Le réchauffement climatique change la donne pour le riz et sa toxicité
Le riz contient naturellement de l’arsenic, un métal lourd toxique présent dans certains sols. Bien que ce problème ne soit pas nouveau, le réchauffement climatique l’accélère. Une étude menée en Chine sur dix ans, récemment publiée dans The Lancet, montre que l’augmentation du CO₂ et des températures modifie la biologie des sols, favorisant des bactéries qui transforment l’arsenic en une forme plus toxique, l’arsenic inorganique. Cette forme est absorbée par les plants de riz, se concentrant dans les grains consommés. L’étude indique que dans certaines zones, la quantité d’arsenic toxique a augmenté de 15 à 20 %, ce qui, sur des millions de tonnes de riz, représente une hausse significative des risques pour la santé.
L’Organisation mondiale de la santé souligne que l’arsenic inorganique, même en faibles doses sur le long terme, accroît considérablement les risques de cancers et de maladies cardiovasculaires.
Une menace sanitaire qui s’intensifie dans les pays qui mangent le plus de riz
Des milliards de personnes consomment du riz quotidiennement, surtout en Asie. Selon des projections, l’exposition à l’arsenic pourrait augmenter de 30 % dans plusieurs pays d’ici 2050, touchant particulièrement la Chine, l’Inde, le Bangladesh et le Vietnam. L’exposition chronique à l’arsenic inorganique est associée à de graves problèmes de santé, tels que cancers, diabète, troubles neurologiques chez les enfants et complications pendant la grossesse. Une étude de 2018 dans Environmental Health Perspectives avait déjà identifié ces risques dans des régions où la consommation de riz contaminé est élevée.

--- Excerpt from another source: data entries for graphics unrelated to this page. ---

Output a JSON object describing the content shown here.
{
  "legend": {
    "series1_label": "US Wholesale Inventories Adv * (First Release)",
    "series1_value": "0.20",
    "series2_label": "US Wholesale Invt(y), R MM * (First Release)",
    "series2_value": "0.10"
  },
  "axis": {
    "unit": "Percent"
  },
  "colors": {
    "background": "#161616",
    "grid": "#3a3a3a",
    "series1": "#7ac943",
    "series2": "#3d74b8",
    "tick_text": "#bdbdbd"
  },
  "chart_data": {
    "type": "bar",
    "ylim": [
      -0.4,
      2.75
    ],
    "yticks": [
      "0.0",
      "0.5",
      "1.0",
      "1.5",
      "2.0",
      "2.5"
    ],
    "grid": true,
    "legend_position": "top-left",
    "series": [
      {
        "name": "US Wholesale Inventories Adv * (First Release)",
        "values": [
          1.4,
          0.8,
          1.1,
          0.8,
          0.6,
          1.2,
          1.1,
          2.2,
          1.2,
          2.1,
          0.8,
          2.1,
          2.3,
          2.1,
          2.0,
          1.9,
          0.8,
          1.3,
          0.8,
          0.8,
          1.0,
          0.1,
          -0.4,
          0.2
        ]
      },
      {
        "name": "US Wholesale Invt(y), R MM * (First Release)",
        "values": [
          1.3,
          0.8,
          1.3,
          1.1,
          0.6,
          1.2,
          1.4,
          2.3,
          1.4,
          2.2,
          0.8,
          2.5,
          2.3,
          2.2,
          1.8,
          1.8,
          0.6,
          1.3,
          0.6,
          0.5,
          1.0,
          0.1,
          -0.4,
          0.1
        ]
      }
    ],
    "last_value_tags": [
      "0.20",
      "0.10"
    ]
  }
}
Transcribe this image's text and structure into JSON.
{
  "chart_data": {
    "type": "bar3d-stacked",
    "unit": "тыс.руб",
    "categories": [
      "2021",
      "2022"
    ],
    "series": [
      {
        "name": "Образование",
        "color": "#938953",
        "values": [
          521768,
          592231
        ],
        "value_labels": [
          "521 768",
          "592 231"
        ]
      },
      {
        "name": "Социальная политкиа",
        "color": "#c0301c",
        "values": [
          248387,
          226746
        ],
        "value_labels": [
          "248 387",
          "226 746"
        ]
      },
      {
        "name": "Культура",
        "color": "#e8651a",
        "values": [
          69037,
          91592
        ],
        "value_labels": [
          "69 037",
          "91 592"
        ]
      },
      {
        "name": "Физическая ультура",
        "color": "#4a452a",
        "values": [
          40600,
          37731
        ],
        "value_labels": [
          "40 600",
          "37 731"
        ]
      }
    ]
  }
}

Cette situation pourrait aggraver la santé de populations déjà vulnérables, incitant de nombreux spécialistes à reconsidérer les politiques de santé publique et agricoles.

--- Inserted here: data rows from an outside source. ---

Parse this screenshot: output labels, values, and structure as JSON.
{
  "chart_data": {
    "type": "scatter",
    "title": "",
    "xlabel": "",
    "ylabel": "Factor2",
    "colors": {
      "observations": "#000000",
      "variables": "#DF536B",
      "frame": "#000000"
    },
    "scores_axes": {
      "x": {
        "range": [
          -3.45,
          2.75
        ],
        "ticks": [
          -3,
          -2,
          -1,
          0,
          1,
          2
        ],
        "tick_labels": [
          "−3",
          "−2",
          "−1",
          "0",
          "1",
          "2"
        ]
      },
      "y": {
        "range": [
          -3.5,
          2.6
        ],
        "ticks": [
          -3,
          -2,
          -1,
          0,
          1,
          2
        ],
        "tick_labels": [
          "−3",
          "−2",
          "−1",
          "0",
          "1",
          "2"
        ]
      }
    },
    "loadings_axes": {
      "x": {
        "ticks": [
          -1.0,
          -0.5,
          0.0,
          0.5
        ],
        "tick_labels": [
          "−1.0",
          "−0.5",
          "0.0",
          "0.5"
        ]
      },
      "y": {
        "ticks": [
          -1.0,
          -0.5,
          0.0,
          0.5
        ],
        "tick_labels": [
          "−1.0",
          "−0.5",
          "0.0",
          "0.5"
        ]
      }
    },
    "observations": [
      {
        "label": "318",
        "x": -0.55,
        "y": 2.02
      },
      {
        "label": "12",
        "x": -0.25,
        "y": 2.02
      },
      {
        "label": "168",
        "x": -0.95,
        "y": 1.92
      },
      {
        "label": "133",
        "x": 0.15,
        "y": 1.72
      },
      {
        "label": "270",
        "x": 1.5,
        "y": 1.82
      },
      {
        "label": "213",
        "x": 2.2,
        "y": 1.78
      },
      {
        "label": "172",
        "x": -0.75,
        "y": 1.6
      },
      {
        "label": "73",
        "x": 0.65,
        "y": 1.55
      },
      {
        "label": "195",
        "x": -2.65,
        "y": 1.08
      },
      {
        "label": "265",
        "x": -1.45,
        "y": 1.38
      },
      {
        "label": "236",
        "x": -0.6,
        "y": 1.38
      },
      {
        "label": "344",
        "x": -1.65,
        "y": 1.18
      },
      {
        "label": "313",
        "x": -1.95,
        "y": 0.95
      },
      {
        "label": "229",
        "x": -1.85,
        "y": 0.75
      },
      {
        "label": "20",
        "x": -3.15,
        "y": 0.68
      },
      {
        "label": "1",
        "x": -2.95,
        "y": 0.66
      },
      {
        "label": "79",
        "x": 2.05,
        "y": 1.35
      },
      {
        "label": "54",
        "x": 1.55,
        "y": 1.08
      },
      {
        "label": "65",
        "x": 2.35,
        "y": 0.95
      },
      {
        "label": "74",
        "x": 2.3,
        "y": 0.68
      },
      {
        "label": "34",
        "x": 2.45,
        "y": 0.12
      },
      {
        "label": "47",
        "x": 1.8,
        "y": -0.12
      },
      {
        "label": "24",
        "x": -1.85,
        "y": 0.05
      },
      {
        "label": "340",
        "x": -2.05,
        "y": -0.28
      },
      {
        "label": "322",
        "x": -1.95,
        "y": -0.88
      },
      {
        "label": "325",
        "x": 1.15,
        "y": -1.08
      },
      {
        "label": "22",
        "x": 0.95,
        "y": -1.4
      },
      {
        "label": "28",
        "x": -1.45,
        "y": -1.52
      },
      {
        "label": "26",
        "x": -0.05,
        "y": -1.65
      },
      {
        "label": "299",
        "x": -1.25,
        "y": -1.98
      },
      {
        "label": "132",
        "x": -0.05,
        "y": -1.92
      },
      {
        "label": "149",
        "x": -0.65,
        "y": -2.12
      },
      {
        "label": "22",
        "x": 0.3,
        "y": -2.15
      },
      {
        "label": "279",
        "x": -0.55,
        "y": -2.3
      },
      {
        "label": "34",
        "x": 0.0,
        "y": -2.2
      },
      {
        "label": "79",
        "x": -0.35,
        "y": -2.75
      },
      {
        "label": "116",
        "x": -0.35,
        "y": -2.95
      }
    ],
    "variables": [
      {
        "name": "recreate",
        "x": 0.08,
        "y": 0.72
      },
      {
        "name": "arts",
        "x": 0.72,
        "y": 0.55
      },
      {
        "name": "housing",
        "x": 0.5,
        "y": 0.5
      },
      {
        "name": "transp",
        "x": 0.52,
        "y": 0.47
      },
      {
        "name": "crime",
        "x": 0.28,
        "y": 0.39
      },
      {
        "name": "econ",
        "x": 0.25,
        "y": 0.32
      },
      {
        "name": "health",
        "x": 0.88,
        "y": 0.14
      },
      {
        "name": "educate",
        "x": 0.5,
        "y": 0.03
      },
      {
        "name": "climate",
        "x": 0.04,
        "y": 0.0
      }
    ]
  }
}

Réduire l’arsenic dans le riz grâce à des gestes simples et des recherches innovantes
Face à cette menace, des solutions sont envisageables. Des chercheurs de l’Université de Sheffield ont démontré en 2021 que laver le riz avant cuisson et utiliser une méthode spécifique permet de réduire significativement la quantité d’arsenic. Cuire le riz dans deux fois plus d’eau que la quantité habituelle, puis jeter cette eau après quelques minutes, élimine entre 40 et 60 % de l’arsenic toxique. Cette méthode est accessible et préserve la qualité nutritionnelle du riz. Par ailleurs, des recherches visent à développer des variétés de riz absorbant moins d’arsenic et à améliorer la gestion des sols agricoles pour atténuer ce phénomène.
Néanmoins, pour que ces solutions soient efficaces, elles doivent être adoptées par les populations concernées et soutenues par des politiques publiques appropriées. Le risque que le riz devienne toxique rappelle que le réchauffement climatique a des effets concrets sur notre alimentation quotidienne.